Все, что он сейчас говорил, не ново. В общем, он повторял свое выступление на педсовете. Но интонации его голоса — тихого, усталого, с затаенным страданием, с искренней, неподдельной болью — новы. Чувствовалось, каждое слово идет от сердца.
— В нашей школе, товарищи, произошел раскол. Одни учителя желают жить прежней, нормальной жизнью, работать, как работали до сих пор. Другие — их меньшинство — во главе с Бирюковым предлагают установить новые порядки, новые, нигде не испробованные, никем не проверенные приемы обучения. Охотно поверю, что в этом есть что-то интересное. Я не могу отмахнуться от того факта, что такой опытный, уважаемый всеми педагог, старейший член нашего коллектива — Иван Поликарпович Ведерников заинтересовался работами Бирюкова. Я бы сам с удовольствием глядел со стороны на деятельность Бирюкова, любопытствовал, что получится… Со стороны, товарищи! Но для меня, как директора, не может быть взгляда со стороны. Я должен или подхватить идеи Бирюкова, на свой страх и риск проводить их в жизнь, или играть нечистую игру: похваливать, делать благодушную мину, а втихомолку осаждать порывы. Первое я не могу принять потому, что при всем уважении к новому я боюсь прожектерства. Верю только проверенному делу, не имею права допускать ошибок, так как любая ошибка в школе может покалечить десятки, если не сотни, человеческих судеб. Я не могу взять на себя смелость ошибаться. Моя совесть не разрешает вести и двуличную игру с Бирюковым. Потому я открыто выступаю против. Я высказал свои сомнения Бирюкову лично, предупредил его на педсовете — ничто не помогло! Тогда я поставил вопрос перед своей совестью: могу ли принять крайние меры? Кто больше имеет прав оставаться в школе, я или Бирюков? Я рассудил, что должен остаться я, как старший, как более опытный. Я запретил Бирюкову идти на урок. Своевольство? Превышение прав директора? Судите как хотите. Если б Бирюков раскаялся, дал слово, что не будет мешать нормальной работе, я охотно пошел бы ему навстречу. Но он не подумал раскаиваться, он воспользовался моей болезнью. Судите меня. Но как бы вы ни судили, от вопроса «я или Бирюков» уже никто отмахнуться не сможет. Осудите меня — уйду из школы. Признаете меня правым — нога Бирюкова не ступит ни в один из наших классов…

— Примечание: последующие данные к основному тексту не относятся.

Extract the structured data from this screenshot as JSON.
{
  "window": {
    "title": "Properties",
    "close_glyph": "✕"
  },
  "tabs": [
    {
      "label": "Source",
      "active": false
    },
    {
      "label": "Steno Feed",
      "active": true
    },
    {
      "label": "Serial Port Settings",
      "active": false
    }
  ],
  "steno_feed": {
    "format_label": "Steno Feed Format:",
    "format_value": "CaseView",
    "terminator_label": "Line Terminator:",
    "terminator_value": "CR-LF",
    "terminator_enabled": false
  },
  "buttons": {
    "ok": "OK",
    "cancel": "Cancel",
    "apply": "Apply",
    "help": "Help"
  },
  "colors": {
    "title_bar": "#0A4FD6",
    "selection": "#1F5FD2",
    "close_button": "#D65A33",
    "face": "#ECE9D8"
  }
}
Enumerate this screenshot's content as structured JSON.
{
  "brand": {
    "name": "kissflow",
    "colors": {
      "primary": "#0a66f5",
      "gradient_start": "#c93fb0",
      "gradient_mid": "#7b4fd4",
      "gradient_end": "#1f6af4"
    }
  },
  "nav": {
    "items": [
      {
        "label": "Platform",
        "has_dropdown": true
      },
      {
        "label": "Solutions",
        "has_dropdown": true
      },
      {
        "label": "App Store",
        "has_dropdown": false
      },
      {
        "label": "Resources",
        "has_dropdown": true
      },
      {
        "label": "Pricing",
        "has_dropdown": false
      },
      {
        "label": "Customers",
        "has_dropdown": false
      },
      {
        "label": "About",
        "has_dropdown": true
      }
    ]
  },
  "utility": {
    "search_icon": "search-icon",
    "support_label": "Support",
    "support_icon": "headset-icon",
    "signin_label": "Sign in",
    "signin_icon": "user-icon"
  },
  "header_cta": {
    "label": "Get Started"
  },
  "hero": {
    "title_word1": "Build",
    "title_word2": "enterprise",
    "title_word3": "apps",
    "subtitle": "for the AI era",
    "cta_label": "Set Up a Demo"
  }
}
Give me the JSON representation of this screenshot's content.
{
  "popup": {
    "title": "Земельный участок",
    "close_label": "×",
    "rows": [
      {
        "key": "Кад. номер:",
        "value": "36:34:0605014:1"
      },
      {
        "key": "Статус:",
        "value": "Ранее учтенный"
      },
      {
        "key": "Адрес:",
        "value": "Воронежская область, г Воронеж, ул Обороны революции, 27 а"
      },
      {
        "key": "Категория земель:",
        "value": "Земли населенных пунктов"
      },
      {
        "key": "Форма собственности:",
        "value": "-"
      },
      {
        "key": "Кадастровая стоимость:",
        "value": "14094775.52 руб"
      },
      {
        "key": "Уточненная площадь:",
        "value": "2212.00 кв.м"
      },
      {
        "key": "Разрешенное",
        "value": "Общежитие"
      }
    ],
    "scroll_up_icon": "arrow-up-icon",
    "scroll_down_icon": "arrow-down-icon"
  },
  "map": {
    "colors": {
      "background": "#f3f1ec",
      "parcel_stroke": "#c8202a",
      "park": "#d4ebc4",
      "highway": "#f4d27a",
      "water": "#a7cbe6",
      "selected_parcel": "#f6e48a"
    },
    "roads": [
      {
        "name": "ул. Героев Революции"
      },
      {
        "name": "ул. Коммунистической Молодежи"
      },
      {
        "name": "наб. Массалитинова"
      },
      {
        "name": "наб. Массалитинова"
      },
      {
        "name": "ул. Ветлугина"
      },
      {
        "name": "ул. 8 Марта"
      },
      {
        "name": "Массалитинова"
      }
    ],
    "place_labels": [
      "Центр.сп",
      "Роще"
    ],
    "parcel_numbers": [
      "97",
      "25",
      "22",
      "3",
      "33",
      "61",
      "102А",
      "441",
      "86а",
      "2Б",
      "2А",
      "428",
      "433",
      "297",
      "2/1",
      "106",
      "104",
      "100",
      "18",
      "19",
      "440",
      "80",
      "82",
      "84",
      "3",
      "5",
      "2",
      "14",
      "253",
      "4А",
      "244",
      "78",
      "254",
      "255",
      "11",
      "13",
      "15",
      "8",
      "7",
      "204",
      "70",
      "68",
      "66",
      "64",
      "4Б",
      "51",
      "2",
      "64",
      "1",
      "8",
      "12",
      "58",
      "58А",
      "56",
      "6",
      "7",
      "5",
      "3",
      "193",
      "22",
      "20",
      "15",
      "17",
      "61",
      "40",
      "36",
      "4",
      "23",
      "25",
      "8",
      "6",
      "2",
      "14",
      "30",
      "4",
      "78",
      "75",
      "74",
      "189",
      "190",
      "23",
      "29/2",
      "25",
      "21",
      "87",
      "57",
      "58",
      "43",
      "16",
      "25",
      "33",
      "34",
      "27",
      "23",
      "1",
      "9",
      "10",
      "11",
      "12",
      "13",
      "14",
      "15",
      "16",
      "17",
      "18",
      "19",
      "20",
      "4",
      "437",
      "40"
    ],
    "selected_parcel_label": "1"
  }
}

Опущенные веки, изможденное болезнью лицо, слабый, с душевными интонациями голос, который, казалось, вот-вот перейдет на шепот, угаснет совсем. Каждый из сидевших боялся пропустить хоть слово; глухая, подвальная тишина висела в комнате: ни скрипа, ни шороха, ни легкого вздоха. Я видел впереди себя неподвижные затылки, видел нездоровое, с провалившимися щеками лицо Степана Артемовича. Его слабый, искренний голос подкупал и меня. Я не испытывал ни возмущения, ни гнева. Мне было жаль этого человека. Если б сейчас стоял вопрос о каких-то личных интересах, я, не задумываясь, встал бы и сказал: «Сдаюсь, уступаю, считайте себя победителем».